Ottawa, le 6 octobre 2016

Le greffier adjoint du Conseil privé
Jurica Čapkun

Règlement modifiant le Règlement sur l’assurance-emploi

1 (1) L’article 37 du Règlement sur l’assurance-emploi (voir référence 2) est modifié par adjonction, après le paragraphe (2), de ce qui suit :

(3) Malgré l’alinéa (2)d), l’exécution du régime de prestations supplémentaires de chômage peut donner lieu à un versement hebdomadaire combiné dépassant 95 pour cent de la rémunération hebdomadaire normale que l’employé tirait de son emploi pour la semaine qui suit le délai de carence, si ce régime est en place avant la date d’entrée en vigueur de l’article 208 de la Loi no 1 d’exécution du budget de 2016.

(2) Le paragraphe 37(3) du même règlement est abrogé.

2 (1) Le paragraphe 38(2) du même règlement est remplacé par ce qui suit :

(1.1) S’agissant d’un régime en place avant la date d’entrée en vigueur de l’article 208 de la Loi no 1 d’exécution du budget de 2016, est exclue à titre de rémunération pour l’application de l’article 35 la partie de tout versement payé au prestataire à titre d’assuré pour la semaine qui suit le délai de carence qui, lorsqu’elle est ajoutée à la partie du taux de prestations hebdomadaires provenant de son emploi, n’excède pas la somme du montant de la partie du taux de ses prestations hebdomadaires et du montant de sa rémunération hebdomadaire normale provenant de cet emploi.
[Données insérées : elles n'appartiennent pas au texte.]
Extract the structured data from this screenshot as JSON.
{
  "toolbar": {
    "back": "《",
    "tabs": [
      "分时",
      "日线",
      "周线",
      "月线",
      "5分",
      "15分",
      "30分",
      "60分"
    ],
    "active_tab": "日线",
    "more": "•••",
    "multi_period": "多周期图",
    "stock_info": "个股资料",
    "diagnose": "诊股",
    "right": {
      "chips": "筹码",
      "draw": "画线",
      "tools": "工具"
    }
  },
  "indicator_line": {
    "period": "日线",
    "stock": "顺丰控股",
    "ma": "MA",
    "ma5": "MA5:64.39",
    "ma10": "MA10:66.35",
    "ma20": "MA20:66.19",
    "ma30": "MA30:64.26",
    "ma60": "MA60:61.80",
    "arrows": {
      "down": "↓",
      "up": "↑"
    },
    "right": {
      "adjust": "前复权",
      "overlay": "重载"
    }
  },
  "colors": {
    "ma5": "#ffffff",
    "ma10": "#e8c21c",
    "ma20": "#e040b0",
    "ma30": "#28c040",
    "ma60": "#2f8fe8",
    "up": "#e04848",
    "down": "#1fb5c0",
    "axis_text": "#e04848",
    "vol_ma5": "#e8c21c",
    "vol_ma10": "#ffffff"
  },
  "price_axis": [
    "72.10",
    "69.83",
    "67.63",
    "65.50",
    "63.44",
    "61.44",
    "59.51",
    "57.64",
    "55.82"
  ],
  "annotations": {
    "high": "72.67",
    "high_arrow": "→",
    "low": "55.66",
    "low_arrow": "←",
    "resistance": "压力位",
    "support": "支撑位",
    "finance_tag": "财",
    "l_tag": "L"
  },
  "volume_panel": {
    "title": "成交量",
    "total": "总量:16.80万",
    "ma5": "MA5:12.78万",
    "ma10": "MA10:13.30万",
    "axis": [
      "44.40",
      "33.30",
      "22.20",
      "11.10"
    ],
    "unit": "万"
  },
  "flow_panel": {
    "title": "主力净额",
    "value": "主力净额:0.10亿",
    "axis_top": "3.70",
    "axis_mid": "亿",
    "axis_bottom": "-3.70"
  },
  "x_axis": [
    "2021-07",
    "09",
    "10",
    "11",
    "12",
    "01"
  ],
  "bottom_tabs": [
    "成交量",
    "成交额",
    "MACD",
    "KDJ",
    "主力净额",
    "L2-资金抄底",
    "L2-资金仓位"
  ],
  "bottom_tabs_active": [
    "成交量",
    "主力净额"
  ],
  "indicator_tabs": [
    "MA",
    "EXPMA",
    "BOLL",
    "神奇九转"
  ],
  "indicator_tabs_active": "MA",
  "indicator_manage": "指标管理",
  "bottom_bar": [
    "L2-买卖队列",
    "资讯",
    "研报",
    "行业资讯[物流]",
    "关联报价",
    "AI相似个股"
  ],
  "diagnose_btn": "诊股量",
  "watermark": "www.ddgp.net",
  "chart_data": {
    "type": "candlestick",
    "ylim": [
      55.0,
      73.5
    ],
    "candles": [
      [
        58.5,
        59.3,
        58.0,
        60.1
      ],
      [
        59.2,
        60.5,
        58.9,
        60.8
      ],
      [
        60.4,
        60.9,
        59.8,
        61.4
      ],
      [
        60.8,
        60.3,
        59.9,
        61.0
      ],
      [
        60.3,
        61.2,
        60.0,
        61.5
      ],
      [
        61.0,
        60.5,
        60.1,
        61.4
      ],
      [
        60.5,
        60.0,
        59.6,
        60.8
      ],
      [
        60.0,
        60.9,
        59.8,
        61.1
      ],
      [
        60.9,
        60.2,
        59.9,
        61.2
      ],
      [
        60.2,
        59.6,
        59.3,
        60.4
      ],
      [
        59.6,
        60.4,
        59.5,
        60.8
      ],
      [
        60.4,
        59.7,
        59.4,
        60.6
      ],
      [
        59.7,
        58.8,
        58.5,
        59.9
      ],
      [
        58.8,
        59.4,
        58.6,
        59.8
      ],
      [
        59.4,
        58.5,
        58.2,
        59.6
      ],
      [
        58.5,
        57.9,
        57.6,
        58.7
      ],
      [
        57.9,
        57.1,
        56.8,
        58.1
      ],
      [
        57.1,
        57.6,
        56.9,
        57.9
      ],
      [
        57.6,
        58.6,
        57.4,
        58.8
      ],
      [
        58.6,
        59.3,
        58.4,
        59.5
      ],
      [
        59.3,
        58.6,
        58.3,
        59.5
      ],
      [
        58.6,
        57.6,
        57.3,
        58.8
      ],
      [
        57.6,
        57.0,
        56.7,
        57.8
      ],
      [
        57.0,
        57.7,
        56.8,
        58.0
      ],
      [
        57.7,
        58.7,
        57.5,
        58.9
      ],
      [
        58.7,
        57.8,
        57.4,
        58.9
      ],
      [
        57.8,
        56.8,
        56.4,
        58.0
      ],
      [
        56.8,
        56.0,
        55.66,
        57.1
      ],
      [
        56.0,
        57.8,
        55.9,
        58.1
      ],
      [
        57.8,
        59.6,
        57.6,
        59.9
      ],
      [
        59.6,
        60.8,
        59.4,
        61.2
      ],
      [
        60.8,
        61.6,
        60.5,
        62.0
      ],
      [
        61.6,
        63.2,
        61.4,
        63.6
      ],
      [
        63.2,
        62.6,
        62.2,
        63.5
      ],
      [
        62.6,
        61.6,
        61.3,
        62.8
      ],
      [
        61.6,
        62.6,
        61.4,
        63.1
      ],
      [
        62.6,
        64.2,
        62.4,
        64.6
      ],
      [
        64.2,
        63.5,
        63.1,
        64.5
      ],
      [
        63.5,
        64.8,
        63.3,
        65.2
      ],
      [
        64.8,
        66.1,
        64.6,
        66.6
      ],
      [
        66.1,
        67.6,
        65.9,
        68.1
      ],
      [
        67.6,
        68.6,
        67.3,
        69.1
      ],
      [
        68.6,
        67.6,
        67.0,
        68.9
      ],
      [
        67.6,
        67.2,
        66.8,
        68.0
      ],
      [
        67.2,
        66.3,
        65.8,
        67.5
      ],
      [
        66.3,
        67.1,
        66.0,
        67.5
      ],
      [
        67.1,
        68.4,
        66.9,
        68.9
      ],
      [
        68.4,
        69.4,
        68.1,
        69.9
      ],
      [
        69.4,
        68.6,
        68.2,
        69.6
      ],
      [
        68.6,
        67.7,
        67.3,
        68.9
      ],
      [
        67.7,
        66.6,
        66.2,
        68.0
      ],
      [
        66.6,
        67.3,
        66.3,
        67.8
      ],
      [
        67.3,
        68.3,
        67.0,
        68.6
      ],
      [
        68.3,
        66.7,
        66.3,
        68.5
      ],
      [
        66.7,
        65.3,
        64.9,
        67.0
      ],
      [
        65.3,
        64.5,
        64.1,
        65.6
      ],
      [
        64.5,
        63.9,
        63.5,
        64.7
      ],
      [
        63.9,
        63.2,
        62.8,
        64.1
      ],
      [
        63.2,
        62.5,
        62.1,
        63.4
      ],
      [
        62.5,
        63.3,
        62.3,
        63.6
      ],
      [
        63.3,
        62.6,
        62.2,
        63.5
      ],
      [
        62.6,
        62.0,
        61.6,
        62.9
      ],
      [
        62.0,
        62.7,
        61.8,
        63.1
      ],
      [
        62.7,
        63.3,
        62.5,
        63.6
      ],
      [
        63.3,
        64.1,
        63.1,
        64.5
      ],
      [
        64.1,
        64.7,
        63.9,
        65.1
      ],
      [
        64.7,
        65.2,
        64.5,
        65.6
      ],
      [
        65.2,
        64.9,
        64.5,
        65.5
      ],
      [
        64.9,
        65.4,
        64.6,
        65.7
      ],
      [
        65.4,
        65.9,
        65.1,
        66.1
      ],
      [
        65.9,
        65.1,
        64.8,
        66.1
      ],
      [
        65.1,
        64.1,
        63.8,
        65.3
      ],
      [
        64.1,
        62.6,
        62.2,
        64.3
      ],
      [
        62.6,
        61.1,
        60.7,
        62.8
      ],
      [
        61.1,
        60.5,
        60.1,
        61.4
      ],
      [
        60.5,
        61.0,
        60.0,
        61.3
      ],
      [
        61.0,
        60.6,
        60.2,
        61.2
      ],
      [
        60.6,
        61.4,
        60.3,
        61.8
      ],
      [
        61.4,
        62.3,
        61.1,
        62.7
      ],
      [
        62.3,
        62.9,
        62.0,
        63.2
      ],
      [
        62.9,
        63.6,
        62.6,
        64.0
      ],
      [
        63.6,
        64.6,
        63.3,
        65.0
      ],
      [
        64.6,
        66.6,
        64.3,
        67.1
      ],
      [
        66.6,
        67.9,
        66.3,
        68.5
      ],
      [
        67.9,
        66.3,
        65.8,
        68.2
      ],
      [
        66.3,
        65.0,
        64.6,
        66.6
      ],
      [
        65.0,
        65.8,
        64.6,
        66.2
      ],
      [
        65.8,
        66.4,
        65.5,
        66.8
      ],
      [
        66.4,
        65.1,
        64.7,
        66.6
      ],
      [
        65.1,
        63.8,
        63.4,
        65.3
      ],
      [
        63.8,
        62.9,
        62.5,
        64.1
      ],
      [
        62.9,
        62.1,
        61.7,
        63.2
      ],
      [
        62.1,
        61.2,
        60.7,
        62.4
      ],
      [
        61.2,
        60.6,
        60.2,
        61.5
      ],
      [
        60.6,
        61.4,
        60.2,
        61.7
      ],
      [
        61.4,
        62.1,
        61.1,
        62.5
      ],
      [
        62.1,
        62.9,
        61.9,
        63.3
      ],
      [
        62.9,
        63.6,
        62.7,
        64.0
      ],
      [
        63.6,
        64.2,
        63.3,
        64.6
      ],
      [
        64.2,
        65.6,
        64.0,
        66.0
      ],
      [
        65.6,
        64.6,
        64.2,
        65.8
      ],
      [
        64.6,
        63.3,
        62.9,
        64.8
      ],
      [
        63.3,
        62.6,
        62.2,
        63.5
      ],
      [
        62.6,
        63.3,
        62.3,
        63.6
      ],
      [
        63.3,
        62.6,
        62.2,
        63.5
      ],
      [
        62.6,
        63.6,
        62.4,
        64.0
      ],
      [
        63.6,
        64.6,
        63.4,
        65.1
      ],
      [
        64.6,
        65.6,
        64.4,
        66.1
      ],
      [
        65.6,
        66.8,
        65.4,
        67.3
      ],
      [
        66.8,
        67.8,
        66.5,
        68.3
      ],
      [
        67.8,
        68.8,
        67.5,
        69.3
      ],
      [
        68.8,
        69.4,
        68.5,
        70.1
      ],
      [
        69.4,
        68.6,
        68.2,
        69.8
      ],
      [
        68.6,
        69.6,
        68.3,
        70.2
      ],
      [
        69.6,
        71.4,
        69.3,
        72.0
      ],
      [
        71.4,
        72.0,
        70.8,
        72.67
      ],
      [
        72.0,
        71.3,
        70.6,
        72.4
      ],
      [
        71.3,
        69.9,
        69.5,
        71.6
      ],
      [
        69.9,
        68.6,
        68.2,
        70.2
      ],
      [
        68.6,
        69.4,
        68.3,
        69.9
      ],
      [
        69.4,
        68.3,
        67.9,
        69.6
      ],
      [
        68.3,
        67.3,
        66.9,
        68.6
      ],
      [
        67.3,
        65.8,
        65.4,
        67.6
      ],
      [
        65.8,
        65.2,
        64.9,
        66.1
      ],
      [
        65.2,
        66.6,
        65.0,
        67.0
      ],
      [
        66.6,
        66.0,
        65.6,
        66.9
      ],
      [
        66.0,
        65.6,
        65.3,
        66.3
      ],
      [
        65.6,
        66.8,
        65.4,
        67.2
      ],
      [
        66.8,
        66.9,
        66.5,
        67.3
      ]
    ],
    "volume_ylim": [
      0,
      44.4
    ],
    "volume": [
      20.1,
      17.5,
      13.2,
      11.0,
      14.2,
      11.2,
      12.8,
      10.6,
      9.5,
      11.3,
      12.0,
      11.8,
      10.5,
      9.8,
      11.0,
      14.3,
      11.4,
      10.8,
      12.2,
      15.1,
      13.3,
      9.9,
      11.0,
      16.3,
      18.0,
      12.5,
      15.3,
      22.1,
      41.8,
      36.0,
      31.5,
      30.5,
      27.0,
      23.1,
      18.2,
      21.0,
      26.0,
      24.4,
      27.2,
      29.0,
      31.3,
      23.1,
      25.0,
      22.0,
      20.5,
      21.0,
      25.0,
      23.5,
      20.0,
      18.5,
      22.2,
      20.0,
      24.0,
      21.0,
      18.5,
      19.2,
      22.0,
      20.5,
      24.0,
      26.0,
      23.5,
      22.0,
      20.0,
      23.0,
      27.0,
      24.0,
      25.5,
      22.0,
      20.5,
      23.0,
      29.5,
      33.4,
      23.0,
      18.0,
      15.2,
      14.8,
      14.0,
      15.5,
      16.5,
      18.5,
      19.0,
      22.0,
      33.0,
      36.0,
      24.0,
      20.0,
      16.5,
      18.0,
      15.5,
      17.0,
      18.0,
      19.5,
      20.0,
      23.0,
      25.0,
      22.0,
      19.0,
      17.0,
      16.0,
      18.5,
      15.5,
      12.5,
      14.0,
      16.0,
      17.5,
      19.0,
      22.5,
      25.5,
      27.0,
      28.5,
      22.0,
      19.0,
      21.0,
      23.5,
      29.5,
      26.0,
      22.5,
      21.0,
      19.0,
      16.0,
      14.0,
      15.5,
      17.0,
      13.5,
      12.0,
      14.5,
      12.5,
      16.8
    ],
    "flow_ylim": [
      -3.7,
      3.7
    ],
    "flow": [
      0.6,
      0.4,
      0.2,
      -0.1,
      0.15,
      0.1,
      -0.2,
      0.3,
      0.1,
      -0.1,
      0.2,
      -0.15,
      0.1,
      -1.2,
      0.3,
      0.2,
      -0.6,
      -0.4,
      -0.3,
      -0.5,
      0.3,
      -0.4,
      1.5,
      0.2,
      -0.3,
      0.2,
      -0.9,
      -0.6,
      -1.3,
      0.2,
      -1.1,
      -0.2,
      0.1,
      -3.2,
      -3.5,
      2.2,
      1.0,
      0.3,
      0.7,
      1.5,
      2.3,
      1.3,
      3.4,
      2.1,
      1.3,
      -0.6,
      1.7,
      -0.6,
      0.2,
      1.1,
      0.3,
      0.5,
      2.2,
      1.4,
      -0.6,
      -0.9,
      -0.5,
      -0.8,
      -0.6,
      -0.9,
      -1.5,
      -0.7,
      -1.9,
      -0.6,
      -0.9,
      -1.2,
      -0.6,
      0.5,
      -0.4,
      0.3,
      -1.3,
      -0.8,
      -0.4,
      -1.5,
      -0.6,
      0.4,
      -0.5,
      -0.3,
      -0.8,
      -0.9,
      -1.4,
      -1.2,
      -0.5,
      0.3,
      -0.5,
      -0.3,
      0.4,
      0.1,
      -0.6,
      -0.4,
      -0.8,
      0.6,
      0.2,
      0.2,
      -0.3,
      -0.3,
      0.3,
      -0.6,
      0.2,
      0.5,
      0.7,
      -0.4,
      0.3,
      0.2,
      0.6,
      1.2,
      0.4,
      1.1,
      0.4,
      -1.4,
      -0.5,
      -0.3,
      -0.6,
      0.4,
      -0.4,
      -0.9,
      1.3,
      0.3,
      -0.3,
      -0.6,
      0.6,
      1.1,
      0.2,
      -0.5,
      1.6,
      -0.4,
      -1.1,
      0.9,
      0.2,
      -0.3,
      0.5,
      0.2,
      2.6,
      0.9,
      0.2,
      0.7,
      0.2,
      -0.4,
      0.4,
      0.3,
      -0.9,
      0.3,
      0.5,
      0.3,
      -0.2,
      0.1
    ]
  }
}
(2) Toutefois, la partie de tout versement visé aux paragraphes (1) et (1.1) qui est payé à un prestataire à l’égard d’une semaine pour laquelle des prestations doivent lui être payées en raison d’une maladie, d’une blessure ou d’une mise en quarantaine est considérée comme rémunération pour l’application de l’article 35.

(3) Les paragraphes 38 (1.1) et (2) du même règlement sont remplacés par ce qui suit :

(2) Toutefois, la partie de tout versement visé au paragraphe (1) qui est payé à un prestataire à l’égard d’une semaine pour laquelle des prestations doivent lui être payées en raison d’une maladie, d’une blessure ou d’une mise en quarantaine est considérée comme rémunération pour l’application de l’article 35.

3 Le paragraphe 39(2) du même règlement est remplacé par ce qui suit :

(2) Le montant maximum à déduire au titre du paragraphe (1) à l’égard de la rémunération reçue pendant le délai de carence est égal au taux de prestations hebdomadaires du prestataire.

4 L’article 46 du même règlement est remplacé par ce qui suit :

46 Si le prestataire commence à exercer un emploi en travail partagé et que le délai de carence prévu à l’article 13 de la Loi n’est pas écoulé ou que les déductions visées au paragraphe 19(1) de la Loi n’ont pas été effectuées, le délai de carence ou les déductions sont reportés jusqu’à la fin de l’emploi en travail partagé.

5 (1) L’alinéa 63b) du même règlement est remplacé par ce qui suit :

(2) L’alinéa 63b) du même règlement est remplacé par ce qui suit :

Entrée en vigueur

6 (1) Le présent règlement, sauf les paragraphes 1(2), 2(2) et 5(2), entre en vigueur à la date d’entrée en vigueur de l’article 208 de la Loi no 1 d’exécution du budget de 2016, même s’il est pris après cette date.

(2) Les paragraphes 1(2), 2(2) et 5(2) entrent en vigueur le 3 janvier 2021.